I'm with Reynolds on this one, since he is downright brilliant in coming to the same conclusion I've always argued:

The other problem with journalist "shield" laws is that journalism isn't a profession; it's an activity, one now engaged in by many. With the proliferation of blogs, podcasts, YouTube videos and the like, anyone can be a journalist. But if anyone could assert a journalistic privilege not to disclose sources, the work of the courts would be far tougher.

Efforts to limit the privilege to "professional" journalists, on the other hand, quickly transform into a sort of guild or licensing system for the press — ironically, something that the First Amendment clearly prohibits.

"The press" is rapidly becoming "the people." How in the world to we allow the government we're supposed to be the watchdog of decide who is and isn't a legitimate member, in effect licensing journalists?

A better course would be to work for tighter controls on prosecutors so that there are better protections for all citizens who end up in front of a grand jury. Don't make them answer questions unless the prosecutor demonstrates absolutely that the information is necessary and can be gotten no other way.

Comments

youshouldcountersue
Mon, 03/10/2008 - 11:11am

No privlege should exist for reporters, or people like Glenn Reynolds, who enjoys a privlege that allows him, for example, to keep quiet when he knows, for a fact, that a person convicted of a crime is innocent.

Such a privlege is not demanded by the Constitution ... nor even mentioned therein.

Yet, Mr. Reynolds would argue strenuously that he wouldn't be able to do his job without such a privlege. Which is just as much BS as a reporter claiming they can't report the news without resorting to secret sources.

vk45
Mon, 03/10/2008 - 5:26pm

youshouldcountersue,

you should read the article you are commenting on. Reynolds
does not hold the view you attribute to him.

Casey Tompkins
Mon, 03/10/2008 - 8:53pm

"youshouldcountersue" seems to be raising a point mentioned in other response threads: the attorney-client privilege.
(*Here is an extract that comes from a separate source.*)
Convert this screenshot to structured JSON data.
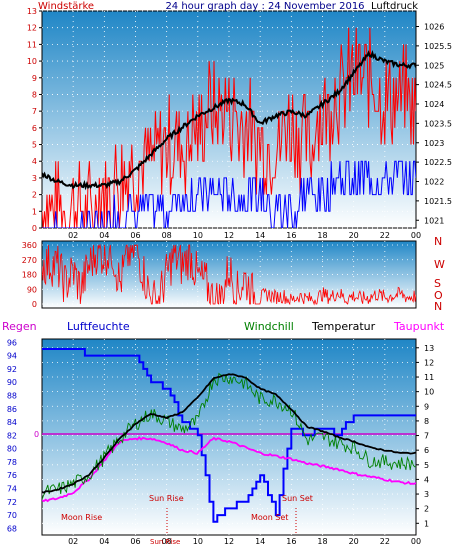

If so, YSCS is severely confused, as said privilege has been well established in case law. YSCS also doesn't understand the the basis of such privilege in that it is the side-effect of personal service to a particular individual. Physicians and psychologists have similar privileges, for similar reasons.

I like this response on another thread: "Lawyers don't have any such protection. There is an attorney/client privilege, but that privilege belongs solely to the client, and it exists because no attorney could effectively represent his or her client without open and honest communication."

m00tpoint
Tue, 03/11/2008 - 3:51pm

vk45,

Prof. Reynolds is an attorney, and as such enjoys, and presumably is very much against restricting, the attorney-client privilege. That privilege does indeed allow an attorney to say and do nothing, for example, if he knows his client is guilty and someone else is wrongly convicted of the crime. Or, for that matter, to know his client is guilty and yet work for his acquittal.

In my judgment, that privilege should be curtailed. It should be illegal to pursue a not guilty verdict for a client you know is guilty, and illegal not to reveal any and all information needed to reverse the conviction of an innocent person. Yes, it means guilty defendants can't talk as openly to their attorneys as they can now, and that therefore guilty defendants will not be defended as well as they are today. I fail to see what harm that does.

On the other side, any prosecutor or law enforcement officer who fabricates evidence or suborns perjury to convict someone should be sentenced to the maximum possible penalty for the crime being tried, up to and including the death penalty.